Research into DNS threats requires data. This is a tightrope balance between legitimate interest and privacy, and efforts are made to strengthen privacy controls within DNS. Privacy, however, is a double-edged sword, and unfortunately, individual privacy and security both received the dull edge. Malicious actors use privacy measures to hide and mask activities, some privacy mechanisms make more identifying information available to DNS providers doing data collection, while other mechanisms make those same data collection activities more difficult to monitor. Big data has fostered a ‘collect everything, sort it out later’-attitude and with the security threat landscape evolving rapidly, the temptation of ‘just in case’ over-collection and purpose creep is hard to resist. Frequent mishaps have eroded trust in both corporate and government data collection, as well as oversight and regulation.

The Solution

Ethical data collection – treat data with the respect it deserves. The implied conflict between privacy and security does not exist. For exploration and ideation, as close a representation of the actual data is desirable, but subsequent analysis always relies on extracted features. Once identified, it is both possible and desirable to minimise the collected data to those features as close to the subject as possible. Doing this at the edge before aggregation and analysis, leaves identifying information in the monitored system and transmits less data to analysis, something which speeds up detection and mitigation, and simplifies data governance for the receiver. Data you do not have you cannot lose.
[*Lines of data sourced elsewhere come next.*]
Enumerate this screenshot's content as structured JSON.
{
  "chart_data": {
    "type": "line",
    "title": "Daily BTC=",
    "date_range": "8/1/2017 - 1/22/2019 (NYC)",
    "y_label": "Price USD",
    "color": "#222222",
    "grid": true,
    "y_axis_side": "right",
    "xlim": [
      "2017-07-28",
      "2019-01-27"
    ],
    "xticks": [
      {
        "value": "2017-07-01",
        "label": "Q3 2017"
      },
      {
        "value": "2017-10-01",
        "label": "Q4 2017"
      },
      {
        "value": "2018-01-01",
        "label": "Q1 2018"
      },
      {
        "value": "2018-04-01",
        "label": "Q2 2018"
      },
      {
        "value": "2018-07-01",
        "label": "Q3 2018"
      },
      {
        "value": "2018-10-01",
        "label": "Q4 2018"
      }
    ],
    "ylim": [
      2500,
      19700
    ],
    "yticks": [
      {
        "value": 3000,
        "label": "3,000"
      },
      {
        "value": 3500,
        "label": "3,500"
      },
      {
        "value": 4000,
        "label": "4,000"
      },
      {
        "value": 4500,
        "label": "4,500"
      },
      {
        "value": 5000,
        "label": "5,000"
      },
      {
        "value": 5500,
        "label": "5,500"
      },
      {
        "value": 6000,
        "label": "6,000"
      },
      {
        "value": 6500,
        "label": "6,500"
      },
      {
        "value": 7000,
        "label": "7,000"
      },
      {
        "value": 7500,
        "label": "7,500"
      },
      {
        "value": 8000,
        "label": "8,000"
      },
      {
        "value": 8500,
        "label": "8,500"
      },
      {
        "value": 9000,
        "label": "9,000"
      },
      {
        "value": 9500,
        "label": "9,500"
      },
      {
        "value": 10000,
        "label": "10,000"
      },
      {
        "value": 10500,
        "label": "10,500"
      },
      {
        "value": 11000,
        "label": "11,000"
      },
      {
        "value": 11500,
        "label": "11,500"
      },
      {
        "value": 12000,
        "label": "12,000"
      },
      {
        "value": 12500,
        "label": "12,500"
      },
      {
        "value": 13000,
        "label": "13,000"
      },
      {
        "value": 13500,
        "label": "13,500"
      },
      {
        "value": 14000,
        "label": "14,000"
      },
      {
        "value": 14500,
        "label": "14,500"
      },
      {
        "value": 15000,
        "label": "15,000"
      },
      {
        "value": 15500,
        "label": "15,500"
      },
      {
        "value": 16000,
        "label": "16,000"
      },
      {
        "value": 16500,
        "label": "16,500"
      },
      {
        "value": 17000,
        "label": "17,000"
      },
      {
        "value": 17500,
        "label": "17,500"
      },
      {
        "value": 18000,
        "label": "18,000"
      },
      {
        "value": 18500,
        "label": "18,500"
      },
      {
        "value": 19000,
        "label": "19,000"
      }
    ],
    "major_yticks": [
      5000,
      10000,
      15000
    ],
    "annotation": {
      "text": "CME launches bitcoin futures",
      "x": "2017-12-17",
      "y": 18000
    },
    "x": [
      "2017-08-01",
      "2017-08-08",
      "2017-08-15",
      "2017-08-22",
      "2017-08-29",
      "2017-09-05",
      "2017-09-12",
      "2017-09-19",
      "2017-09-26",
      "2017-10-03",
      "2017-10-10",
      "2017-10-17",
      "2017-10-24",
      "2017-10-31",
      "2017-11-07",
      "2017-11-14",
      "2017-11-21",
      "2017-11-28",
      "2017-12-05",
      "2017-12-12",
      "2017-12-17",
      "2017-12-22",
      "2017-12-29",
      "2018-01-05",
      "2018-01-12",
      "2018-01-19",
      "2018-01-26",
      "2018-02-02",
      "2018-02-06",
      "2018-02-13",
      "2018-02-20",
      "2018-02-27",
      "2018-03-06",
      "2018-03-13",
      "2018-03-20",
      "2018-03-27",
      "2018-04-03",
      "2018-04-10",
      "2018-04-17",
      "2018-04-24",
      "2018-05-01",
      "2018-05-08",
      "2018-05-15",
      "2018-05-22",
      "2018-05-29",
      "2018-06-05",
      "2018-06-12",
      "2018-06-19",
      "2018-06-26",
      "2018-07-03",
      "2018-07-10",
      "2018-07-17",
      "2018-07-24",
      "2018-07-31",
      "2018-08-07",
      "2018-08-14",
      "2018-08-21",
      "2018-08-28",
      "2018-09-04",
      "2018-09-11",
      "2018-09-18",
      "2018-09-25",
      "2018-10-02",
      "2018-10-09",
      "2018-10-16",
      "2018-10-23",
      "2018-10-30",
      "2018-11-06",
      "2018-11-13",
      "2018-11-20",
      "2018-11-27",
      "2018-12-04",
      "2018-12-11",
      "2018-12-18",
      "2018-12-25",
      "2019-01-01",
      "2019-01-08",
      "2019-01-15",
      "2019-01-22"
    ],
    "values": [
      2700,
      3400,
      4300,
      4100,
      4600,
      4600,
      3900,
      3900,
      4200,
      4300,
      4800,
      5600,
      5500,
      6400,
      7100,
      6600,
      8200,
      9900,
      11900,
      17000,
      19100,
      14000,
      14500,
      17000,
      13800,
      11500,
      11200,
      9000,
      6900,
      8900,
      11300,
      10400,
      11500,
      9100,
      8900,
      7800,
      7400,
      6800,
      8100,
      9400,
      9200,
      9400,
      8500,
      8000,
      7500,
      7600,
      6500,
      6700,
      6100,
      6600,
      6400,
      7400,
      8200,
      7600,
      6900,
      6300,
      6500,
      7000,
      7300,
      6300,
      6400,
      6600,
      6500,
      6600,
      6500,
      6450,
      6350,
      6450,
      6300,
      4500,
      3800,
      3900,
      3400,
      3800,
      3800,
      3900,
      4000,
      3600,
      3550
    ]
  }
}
Identifiers are one thing, but patterns in the data itself may reveal the identity of a client. The relationships that leak this information are often not trivial, which is why a process designed to remove identifying information requires both good design and critical review. For this, transparency is an absolute requirement - for the transformation, for the data transmitted and for the effects of aggregation.

Independent research and democratised threat intel. Since both commercial interests and government efforts suffer from inherent limitations to their effectiveness, an entity that is under the influence of neither is needed to address the problem. With a neutral party responsible for data collection and research, it is possible to adopt a fully data-driven approach where actions and reporting is based on what is actually seen, with less bias introduced by special interests.

The Initiative

Organisation. Research lab controlled by a foundation. The foundation is constructed to guarantee independence, protection of data and safeguarding individual privacy.

Input. Data collection is done through open source components and open APIs. Data minimisation, anonymization and partial aggregation is done at the source for all continuously analysed data. Sensitive research data with residual PII is handled according to secure data lifecycle principles in agreement with original data controller and disjoined from immediate identifiers.

Analysis. Continuous analysis is done on aggregated data. The main focus of the initiative is to evolve and expand on methods of analysis, utilising state of the art data science techniques and technologies.

Output. Provide actionable threat intel to partners in realtime, publish discoveries to the larger community, and act as a DNS privacy watchdog.